Patrick reported very few side effects; in fact, he even went skiing a few times on days when he had radiation treatment, and almost all the way through his 16-week chemo treatments, which started up after he completed radiation. However, Patrick notes that his “normal” is not the norm, and Dr. Anker adds that in the shorter course of radiation, each dose is more intense, so some patients do experience stronger side effects in the short term.
So far, 10 patients with cancer at UVM Medical Center have participated in the trial, and Dr. Anker notes that they’ve had several additional spots open up recently for more to enroll. Patients who have a localized rectal tumor with or without spread to lymph nodes but that has not spread to other organs, and who have a motivation to get the treatment done quickly, may be good candidates.
Because this is a relatively small trial where all patients receive the same treatment, more follow-up research is needed. “We believe a good next step would be a randomized trial where we compare the results of this shorter radiation course to those of the longer course. We expect the cancer control rates should be similar, so it will be essential to make quality-of-life outcomes a priority,” Dr. Anker says.
“The goal does not have to be to show one clear winner, but to help patients understand the pros and cons of each option. We can say to them, this is what actual patients have experienced. What makes the most sense for you?”
'I always felt they were in this boat with me'
For Patrick Austin, that approach led him to choose UVM Medical Center for treatment over other well-known institutions. “The UVM Medical Center team was in agreement with me and my goals and how I wanted to deal with this. I always felt they were in this boat with me,” he says.
Now cancer-free, Patrick has been skiing with his son nearly every weekend this winter, a result that makes Dr. Anker smile.
“Patrick’s active lifestyle and great attitude towards loving life and spending time with his family resonated with me,” says Dr. Anker, who has a wife and two children himself, ages 9 and 12. “I wanted him to keep doing those things as much as possible, by not having as obtrusive a cancer plan, and not being so aggressive, in terms of an unnecessary surgery. This research is advancing care to deliver outcomes that weren’t imaginable years ago.”
New Screening Guidelines for Colorectal Cancer
Christopher Anker, MD, a radiation oncologist at the University of Vermont Health Network – UVM Medical Center, and a key member of Patrick Austin’s cancer treatment team, is excited about the early results of their latest clinical trial. However, he emphasizes that the best cancer treatment starts with early screening and detection, and prevention is ideal.
In May 2021, the U.S. Preventative Services Task Force issued new screening recommendations for colorectal cancer. According to that guidance, all men and women should get their first colorectal cancer screening done by age 45 at the latest. (The recommendation used to be age 50.)
And if you have any risk factors such as first degree relatives (parents & siblings, for example) who were diagnosed with colorectal cancer, you should get screened 10 years earlier than your relative’s age at diagnosis or age 45, whichever comes first. While colonoscopy is encouraged because it not only detects cancer but can prevent it by allowing removal of pre-cancerous growths, other options include tests that check for blood in the stool. The best screening test is the one people are willing to do.

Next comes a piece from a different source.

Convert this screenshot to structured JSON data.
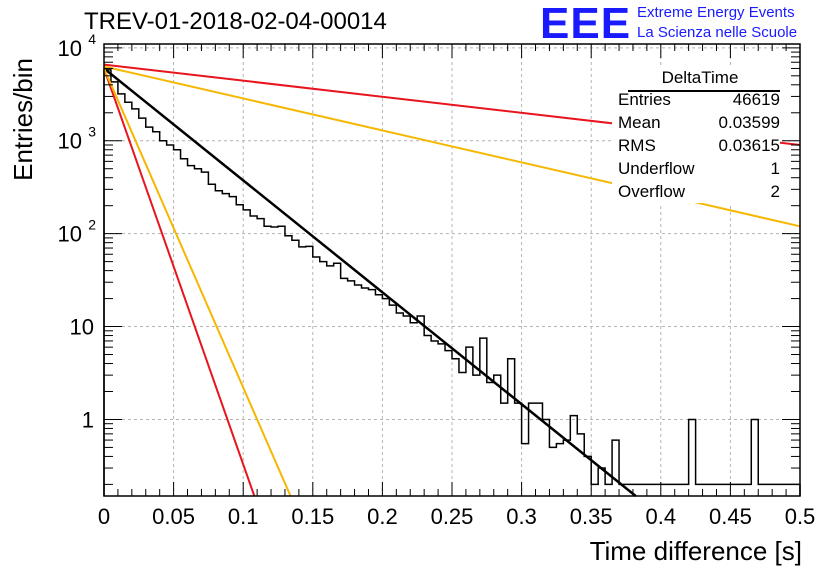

“I know I had people in my family with cancer, but this kind of thing was not talked about in my family,” says Patrick, who was diagnosed with colorectal cancer at age 46 after noticing a change in his bowel habits and blood in his stool.
“So now I tell people, if you’re in your 20s and 30s, start thinking about it,” says Patrick, who was able to avoid surgery and a long course of radiation by catching the tumor early. “Age 45 is the new year for colonoscopies. They’re finding cancer earlier and younger. This diagnosis was at age 46. I don’t even want to think what would have happened had I waited four more years.”